Wir leben gefühlt im Zeitalter der Schlagwörter. Nicht zuletzt durch die Medien-Kanäle entstehen in kurzer Zeit regelrechte Hypes.

Waren es gestern noch die Globalisierung oder Automatisierung so sind es heute die Digitalisierung, das agile Arbeiten, New Work oder technische Begriffe wie KI.

Was Sie sind noch nicht digitalisiert? Wirklich Sie haben noch kein Big Data oder KI-Konzept. Allgemeines Erstaunen.

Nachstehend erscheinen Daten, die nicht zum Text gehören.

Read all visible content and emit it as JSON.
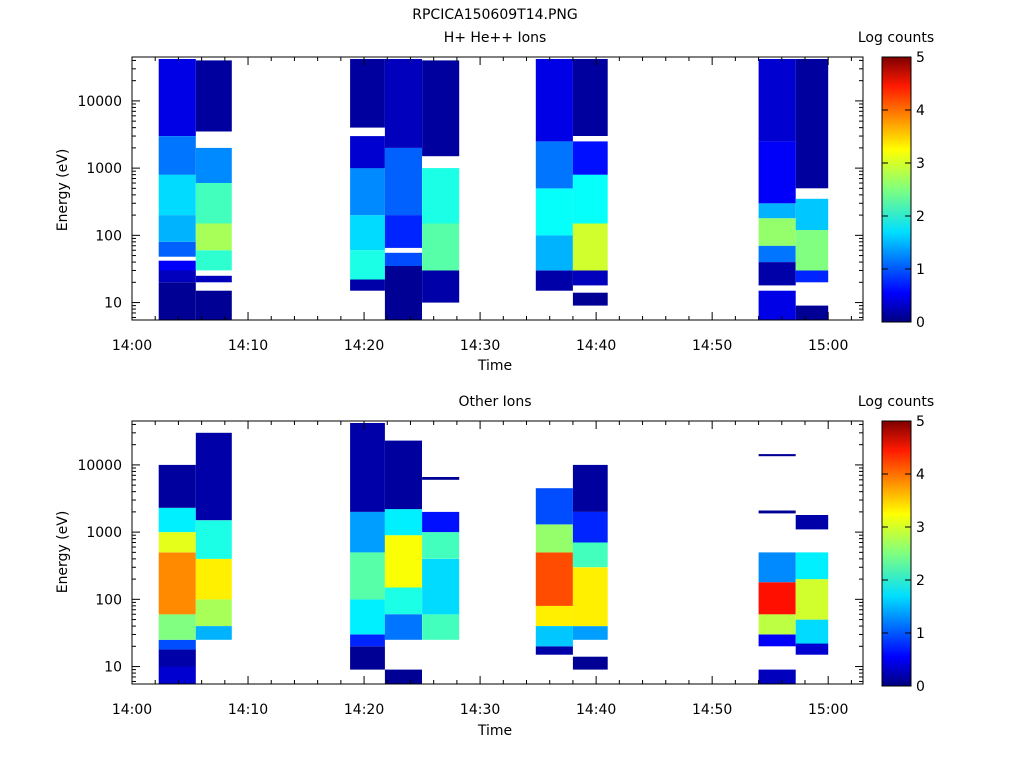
{
  "page_title": "RPCICA150609T14.PNG",
  "colorbar": {
    "label": "Log counts",
    "min": 0,
    "max": 5,
    "ticks": [
      "0",
      "1",
      "2",
      "3",
      "4",
      "5"
    ]
  },
  "x_axis": {
    "label": "Time",
    "range_minutes": [
      0,
      63
    ],
    "ticks": [
      {
        "label": "14:00",
        "minute": 0
      },
      {
        "label": "14:10",
        "minute": 10
      },
      {
        "label": "14:20",
        "minute": 20
      },
      {
        "label": "14:30",
        "minute": 30
      },
      {
        "label": "14:40",
        "minute": 40
      },
      {
        "label": "14:50",
        "minute": 50
      },
      {
        "label": "15:00",
        "minute": 60
      }
    ]
  },
  "y_axis": {
    "label": "Energy (eV)",
    "scale": "log",
    "range": [
      5.5,
      45000
    ],
    "ticks": [
      {
        "label": "10",
        "value": 10
      },
      {
        "label": "100",
        "value": 100
      },
      {
        "label": "1000",
        "value": 1000
      },
      {
        "label": "10000",
        "value": 10000
      }
    ]
  },
  "chart_data": [
    {
      "type": "heatmap",
      "title": "H+ He++ Ions",
      "xlabel": "Time",
      "ylabel": "Energy (eV)",
      "yscale": "log",
      "colorbar_label": "Log counts",
      "columns": [
        {
          "start_min": 2.3,
          "end_min": 5.5,
          "segments": [
            {
              "e_low": 5.5,
              "e_high": 20,
              "logc": 0.1
            },
            {
              "e_low": 20,
              "e_high": 30,
              "logc": 0.3
            },
            {
              "e_low": 30,
              "e_high": 42,
              "logc": 0.6
            },
            {
              "e_low": 48,
              "e_high": 80,
              "logc": 1.1
            },
            {
              "e_low": 80,
              "e_high": 200,
              "logc": 1.5
            },
            {
              "e_low": 200,
              "e_high": 800,
              "logc": 1.7
            },
            {
              "e_low": 800,
              "e_high": 3000,
              "logc": 1.2
            },
            {
              "e_low": 3000,
              "e_high": 42000,
              "logc": 0.5
            }
          ]
        },
        {
          "start_min": 5.5,
          "end_min": 8.6,
          "segments": [
            {
              "e_low": 5.5,
              "e_high": 15,
              "logc": 0.1
            },
            {
              "e_low": 20,
              "e_high": 25,
              "logc": 0.3
            },
            {
              "e_low": 30,
              "e_high": 60,
              "logc": 2.1
            },
            {
              "e_low": 60,
              "e_high": 150,
              "logc": 2.7
            },
            {
              "e_low": 150,
              "e_high": 600,
              "logc": 2.2
            },
            {
              "e_low": 600,
              "e_high": 2000,
              "logc": 1.3
            },
            {
              "e_low": 3500,
              "e_high": 40000,
              "logc": 0.15
            }
          ]
        },
        {
          "start_min": 18.8,
          "end_min": 21.8,
          "segments": [
            {
              "e_low": 15,
              "e_high": 22,
              "logc": 0.2
            },
            {
              "e_low": 22,
              "e_high": 60,
              "logc": 2.0
            },
            {
              "e_low": 60,
              "e_high": 200,
              "logc": 1.7
            },
            {
              "e_low": 200,
              "e_high": 1000,
              "logc": 1.3
            },
            {
              "e_low": 1000,
              "e_high": 3000,
              "logc": 0.4
            },
            {
              "e_low": 4000,
              "e_high": 42000,
              "logc": 0.15
            }
          ]
        },
        {
          "start_min": 21.8,
          "end_min": 25.0,
          "segments": [
            {
              "e_low": 5.5,
              "e_high": 35,
              "logc": 0.1
            },
            {
              "e_low": 35,
              "e_high": 55,
              "logc": 1.0
            },
            {
              "e_low": 65,
              "e_high": 200,
              "logc": 0.8
            },
            {
              "e_low": 200,
              "e_high": 2000,
              "logc": 1.1
            },
            {
              "e_low": 2000,
              "e_high": 42000,
              "logc": 0.3
            }
          ]
        },
        {
          "start_min": 25.0,
          "end_min": 28.2,
          "segments": [
            {
              "e_low": 10,
              "e_high": 30,
              "logc": 0.2
            },
            {
              "e_low": 30,
              "e_high": 150,
              "logc": 2.3
            },
            {
              "e_low": 150,
              "e_high": 1000,
              "logc": 2.0
            },
            {
              "e_low": 1500,
              "e_high": 40000,
              "logc": 0.15
            }
          ]
        },
        {
          "start_min": 34.8,
          "end_min": 38.0,
          "segments": [
            {
              "e_low": 15,
              "e_high": 30,
              "logc": 0.2
            },
            {
              "e_low": 30,
              "e_high": 100,
              "logc": 1.5
            },
            {
              "e_low": 100,
              "e_high": 500,
              "logc": 1.9
            },
            {
              "e_low": 500,
              "e_high": 2500,
              "logc": 1.2
            },
            {
              "e_low": 2500,
              "e_high": 42000,
              "logc": 0.5
            }
          ]
        },
        {
          "start_min": 38.0,
          "end_min": 41.0,
          "segments": [
            {
              "e_low": 9,
              "e_high": 14,
              "logc": 0.1
            },
            {
              "e_low": 18,
              "e_high": 30,
              "logc": 0.3
            },
            {
              "e_low": 30,
              "e_high": 150,
              "logc": 2.9
            },
            {
              "e_low": 150,
              "e_high": 800,
              "logc": 1.9
            },
            {
              "e_low": 800,
              "e_high": 2500,
              "logc": 0.7
            },
            {
              "e_low": 3000,
              "e_high": 42000,
              "logc": 0.15
            }
          ]
        },
        {
          "start_min": 54.0,
          "end_min": 57.2,
          "segments": [
            {
              "e_low": 5.5,
              "e_high": 15,
              "logc": 0.5
            },
            {
              "e_low": 18,
              "e_high": 40,
              "logc": 0.2
            },
            {
              "e_low": 40,
              "e_high": 70,
              "logc": 1.2
            },
            {
              "e_low": 70,
              "e_high": 180,
              "logc": 2.6
            },
            {
              "e_low": 180,
              "e_high": 300,
              "logc": 1.5
            },
            {
              "e_low": 300,
              "e_high": 2500,
              "logc": 0.6
            },
            {
              "e_low": 2500,
              "e_high": 42000,
              "logc": 0.4
            }
          ]
        },
        {
          "start_min": 57.2,
          "end_min": 60.0,
          "segments": [
            {
              "e_low": 5.5,
              "e_high": 9,
              "logc": 0.1
            },
            {
              "e_low": 20,
              "e_high": 30,
              "logc": 0.8
            },
            {
              "e_low": 30,
              "e_high": 120,
              "logc": 2.5
            },
            {
              "e_low": 120,
              "e_high": 350,
              "logc": 1.6
            },
            {
              "e_low": 500,
              "e_high": 42000,
              "logc": 0.15
            }
          ]
        }
      ]
    },
    {
      "type": "heatmap",
      "title": "Other Ions",
      "xlabel": "Time",
      "ylabel": "Energy (eV)",
      "yscale": "log",
      "colorbar_label": "Log counts",
      "columns": [
        {
          "start_min": 2.3,
          "end_min": 5.5,
          "segments": [
            {
              "e_low": 5.5,
              "e_high": 10,
              "logc": 0.4
            },
            {
              "e_low": 10,
              "e_high": 18,
              "logc": 0.2
            },
            {
              "e_low": 18,
              "e_high": 25,
              "logc": 1.0
            },
            {
              "e_low": 25,
              "e_high": 60,
              "logc": 2.5
            },
            {
              "e_low": 60,
              "e_high": 500,
              "logc": 3.7
            },
            {
              "e_low": 500,
              "e_high": 1000,
              "logc": 3.0
            },
            {
              "e_low": 1000,
              "e_high": 2300,
              "logc": 1.8
            },
            {
              "e_low": 2300,
              "e_high": 10000,
              "logc": 0.15
            }
          ]
        },
        {
          "start_min": 5.5,
          "end_min": 8.6,
          "segments": [
            {
              "e_low": 25,
              "e_high": 40,
              "logc": 1.5
            },
            {
              "e_low": 40,
              "e_high": 100,
              "logc": 2.7
            },
            {
              "e_low": 100,
              "e_high": 400,
              "logc": 3.2
            },
            {
              "e_low": 400,
              "e_high": 1500,
              "logc": 2.0
            },
            {
              "e_low": 1500,
              "e_high": 30000,
              "logc": 0.2
            }
          ]
        },
        {
          "start_min": 18.8,
          "end_min": 21.8,
          "segments": [
            {
              "e_low": 9,
              "e_high": 20,
              "logc": 0.1
            },
            {
              "e_low": 20,
              "e_high": 30,
              "logc": 0.8
            },
            {
              "e_low": 30,
              "e_high": 100,
              "logc": 1.8
            },
            {
              "e_low": 100,
              "e_high": 500,
              "logc": 2.3
            },
            {
              "e_low": 500,
              "e_high": 2000,
              "logc": 1.4
            },
            {
              "e_low": 2000,
              "e_high": 42000,
              "logc": 0.2
            }
          ]
        },
        {
          "start_min": 21.8,
          "end_min": 25.0,
          "segments": [
            {
              "e_low": 5.5,
              "e_high": 9,
              "logc": 0.1
            },
            {
              "e_low": 25,
              "e_high": 60,
              "logc": 1.2
            },
            {
              "e_low": 60,
              "e_high": 150,
              "logc": 2.0
            },
            {
              "e_low": 150,
              "e_high": 900,
              "logc": 3.1
            },
            {
              "e_low": 900,
              "e_high": 2200,
              "logc": 1.8
            },
            {
              "e_low": 2200,
              "e_high": 23000,
              "logc": 0.15
            }
          ]
        },
        {
          "start_min": 25.0,
          "end_min": 28.2,
          "segments": [
            {
              "e_low": 25,
              "e_high": 60,
              "logc": 2.2
            },
            {
              "e_low": 60,
              "e_high": 400,
              "logc": 1.7
            },
            {
              "e_low": 400,
              "e_high": 1000,
              "logc": 2.2
            },
            {
              "e_low": 1000,
              "e_high": 2000,
              "logc": 0.7
            },
            {
              "e_low": 6000,
              "e_high": 6600,
              "logc": 0.1
            }
          ]
        },
        {
          "start_min": 34.8,
          "end_min": 38.0,
          "segments": [
            {
              "e_low": 15,
              "e_high": 20,
              "logc": 0.2
            },
            {
              "e_low": 20,
              "e_high": 40,
              "logc": 1.6
            },
            {
              "e_low": 40,
              "e_high": 80,
              "logc": 3.2
            },
            {
              "e_low": 80,
              "e_high": 500,
              "logc": 4.0
            },
            {
              "e_low": 500,
              "e_high": 1300,
              "logc": 2.6
            },
            {
              "e_low": 1300,
              "e_high": 4500,
              "logc": 1.0
            }
          ]
        },
        {
          "start_min": 38.0,
          "end_min": 41.0,
          "segments": [
            {
              "e_low": 9,
              "e_high": 14,
              "logc": 0.1
            },
            {
              "e_low": 25,
              "e_high": 40,
              "logc": 1.4
            },
            {
              "e_low": 40,
              "e_high": 300,
              "logc": 3.2
            },
            {
              "e_low": 300,
              "e_high": 700,
              "logc": 2.2
            },
            {
              "e_low": 700,
              "e_high": 2000,
              "logc": 0.8
            },
            {
              "e_low": 2000,
              "e_high": 10000,
              "logc": 0.15
            }
          ]
        },
        {
          "start_min": 54.0,
          "end_min": 57.2,
          "segments": [
            {
              "e_low": 5.5,
              "e_high": 9,
              "logc": 0.3
            },
            {
              "e_low": 20,
              "e_high": 30,
              "logc": 0.6
            },
            {
              "e_low": 30,
              "e_high": 60,
              "logc": 2.8
            },
            {
              "e_low": 60,
              "e_high": 180,
              "logc": 4.3
            },
            {
              "e_low": 180,
              "e_high": 500,
              "logc": 1.3
            },
            {
              "e_low": 1900,
              "e_high": 2100,
              "logc": 0.1
            },
            {
              "e_low": 13500,
              "e_high": 14500,
              "logc": 0.1
            }
          ]
        },
        {
          "start_min": 57.2,
          "end_min": 60.0,
          "segments": [
            {
              "e_low": 15,
              "e_high": 22,
              "logc": 0.4
            },
            {
              "e_low": 22,
              "e_high": 50,
              "logc": 1.7
            },
            {
              "e_low": 50,
              "e_high": 200,
              "logc": 2.9
            },
            {
              "e_low": 200,
              "e_high": 500,
              "logc": 1.8
            },
            {
              "e_low": 1100,
              "e_high": 1800,
              "logc": 0.2
            }
          ]
        }
      ]
    }
  ]
}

So bekommen einzelne Fachbereiche den Auftrag ein Digitalisierungskonzept zu erstellen. Oder es werden Digitalisiserungsbereiche aufgebaut. Ein Eldorado für Berater.

Hier wird das Mittel mit dem Zweck verwechselt.

Warten Sie bis der Rauch verzogen ist. Verbannen Sie Worthülsen ohne Substanz.

Fragen Sie sich ganz einfach, was Ihr Unternehmen wirklich nach vorne bringt. Wo es fehlt und wo sie Verbesserungen brauchen. Wie ihr Unternehmen nach der Veränderung idealerweise funktionieren sollte.

Und erst dann fragen Sie sich, welche Methode, welches Vorgehen Sie an welcher Stelle Ihrem Ziel näherbringt.